Vagus nerve stimulation inhibits cytokine production and attenuates disease severity in rheumatoid arthritis

• Published in: Proceedings of the National Academy of Sciences - PNAS Vol. 113; no. 29; pp. 8284 - 8289
• Main Authors: Koopman, Frieda A., Chavan, Sangeeta S., Miljko, Sanda, Grazio, Simeon, Sokolovic, Sekib, Schuurman, P. Richard, Mehta, Ashesh D., Levine, Yaakov A., Faltys, Michael, Zitnik, Ralph, Tracey, Kevin J., Tak, Paul P.
• Format: Journal Article
• Language: English
• Published: United States National Academy of Sciences 19.07.2016
• Subjects: Adult; Aged; Animal models; Arthritis, Rheumatoid - blood; Arthritis, Rheumatoid - immunology; Arthritis, Rheumatoid - therapy; Autoimmune diseases; Biological Sciences; Cytokines; Cytokines - antagonists & inhibitors; Cytokines - blood; Cytokines - immunology; Epilepsy - therapy; Female; Humans; Male; Middle Aged; Pain management; Rheumatoid arthritis; TNF inhibitors; Toxins; Transcutaneous electrical nerve stimulation-TENS; Vagus Nerve Stimulation; vagus nerve; cytokines; inflammatory reflex; tumor necrosis factor; rheumatoid arthritis
• ISSN: 0027-8424; 1091-6490; 1091-6490
• DOI: 10.1073/pnas.1605635113

Rheumatoid arthritis (RA) is a heterogeneous, prevalent, chronic autoimmune disease characterized by painful swollen joints and significant disabilities.
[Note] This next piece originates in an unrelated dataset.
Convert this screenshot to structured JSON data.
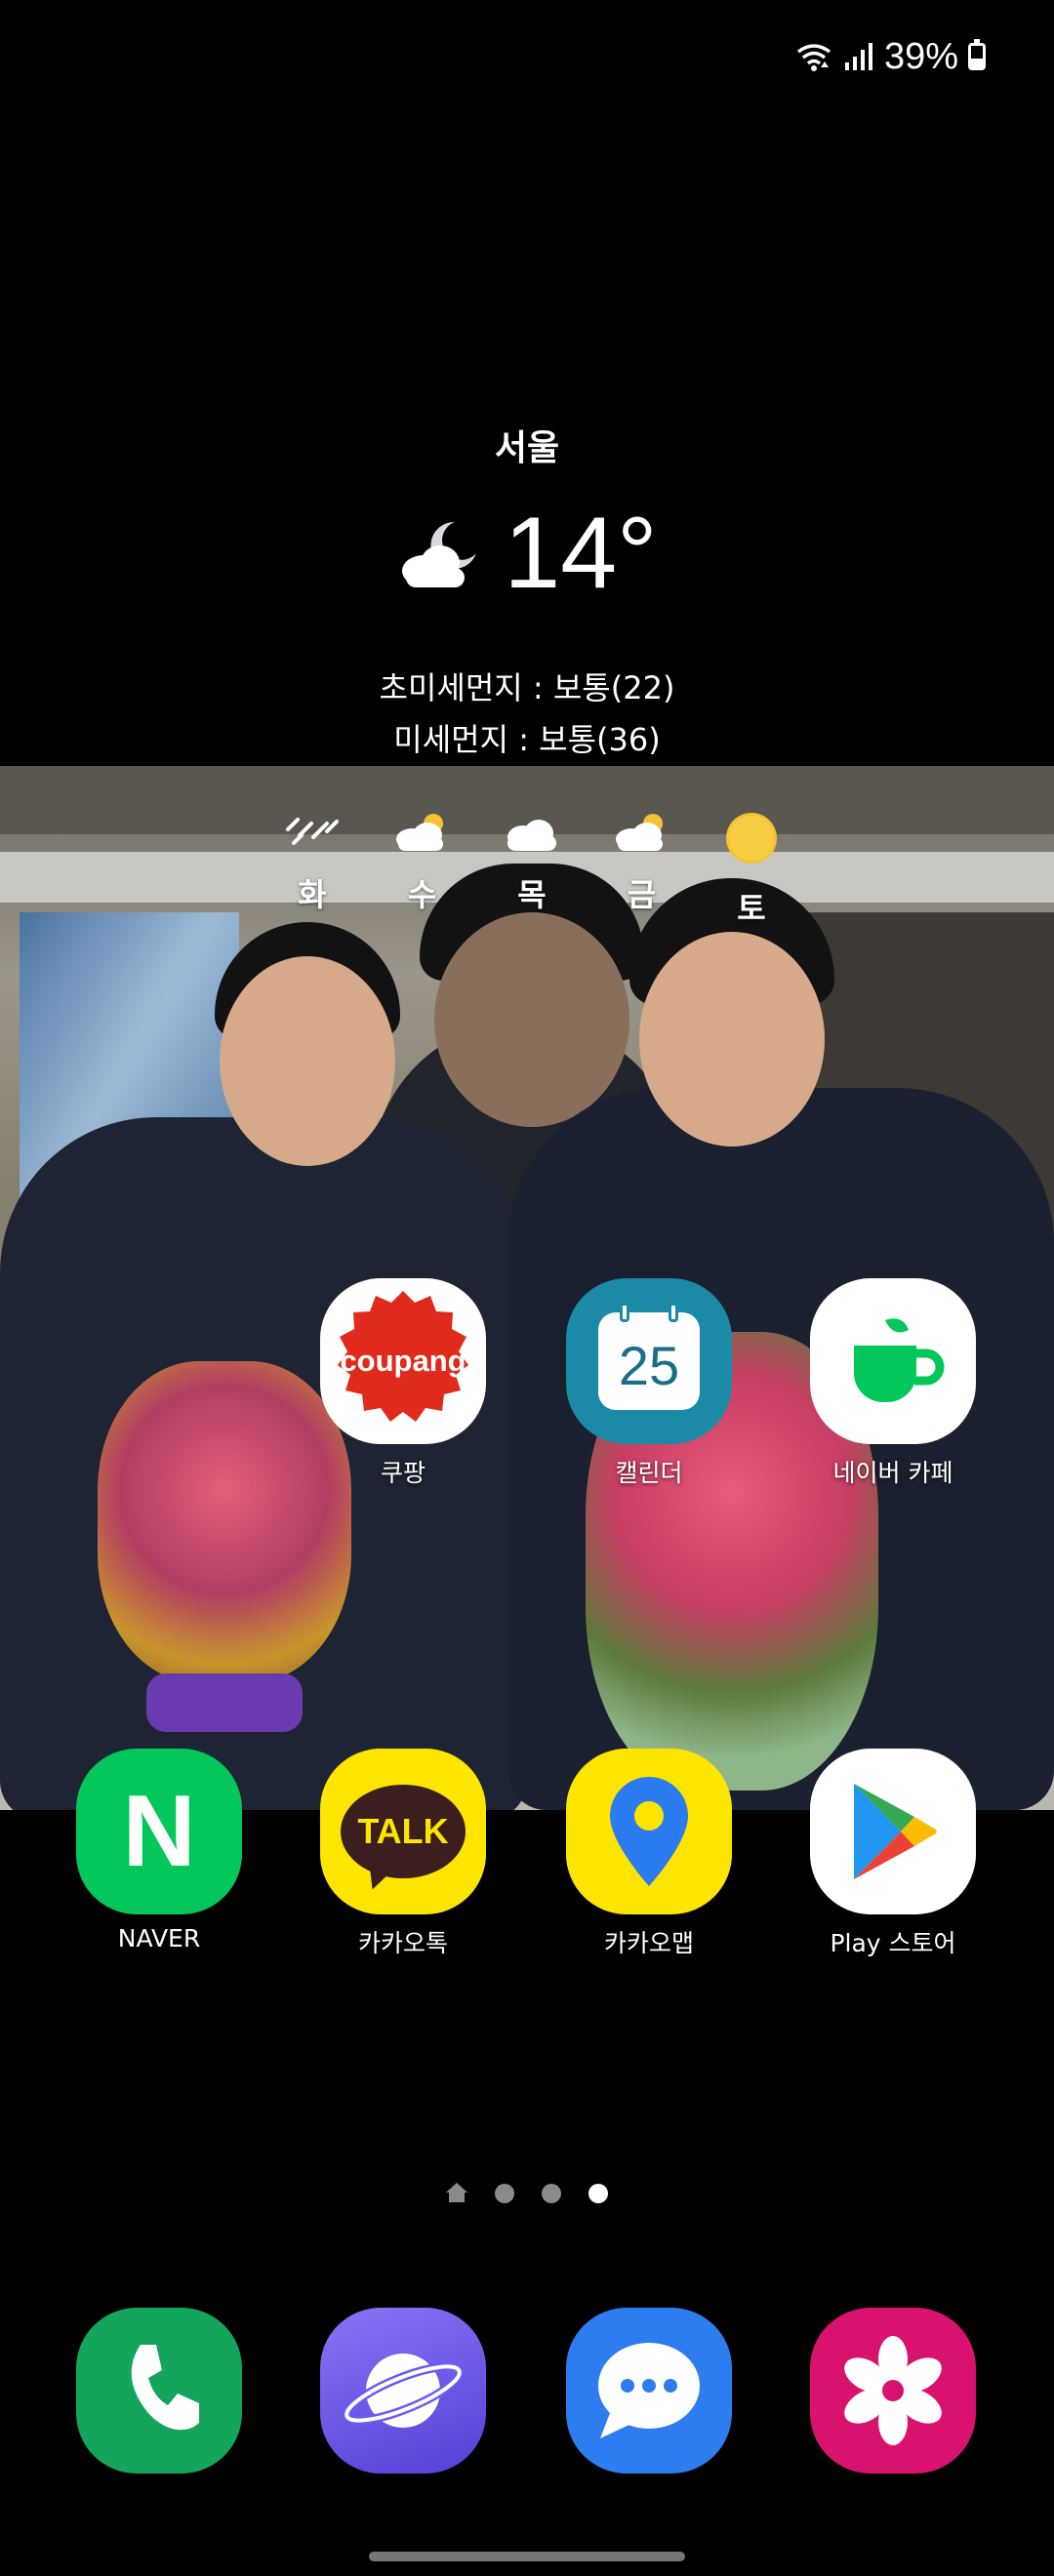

Symptomatic relief can be achieved in up to 50% of patients using biological agents that inhibit tumor necrosis factor (TNF) or other mechanisms of action, but there are no universally effective therapies. Recent advances in basic and preclinical science reveal that reflex neural circuits inhibit the production of cytokines and inflammation in animal models. One well-characterized cytokine-inhibiting mechanism, termed the “inflammatory reflex,” is dependent upon vagus nerve signals that inhibit cytokine production and attenuate experimental arthritis severity in mice and rats. It previously was unknown whether directly stimulating the inflammatory reflex in humans inhibits TNF production. Here we show that an implantable vagus nerve-stimulating device in epilepsy patients inhibits peripheral blood production of TNF, IL-1β, and IL-6. Vagus nerve stimulation (up to four times daily) in RA patients significantly inhibited TNF production for up to 84 d. Moreover, RA disease severity, as measured by standardized clinical composite scores, improved significantly. Together, these results establish that vagus nerve stimulation targeting the inflammatory reflex modulates TNF production and reduces inflammation in humans. These findings suggest that it is possible to use mechanism-based neuromodulating devices in the experimental therapy of RA and possibly other autoimmune and autoinflammatory diseases.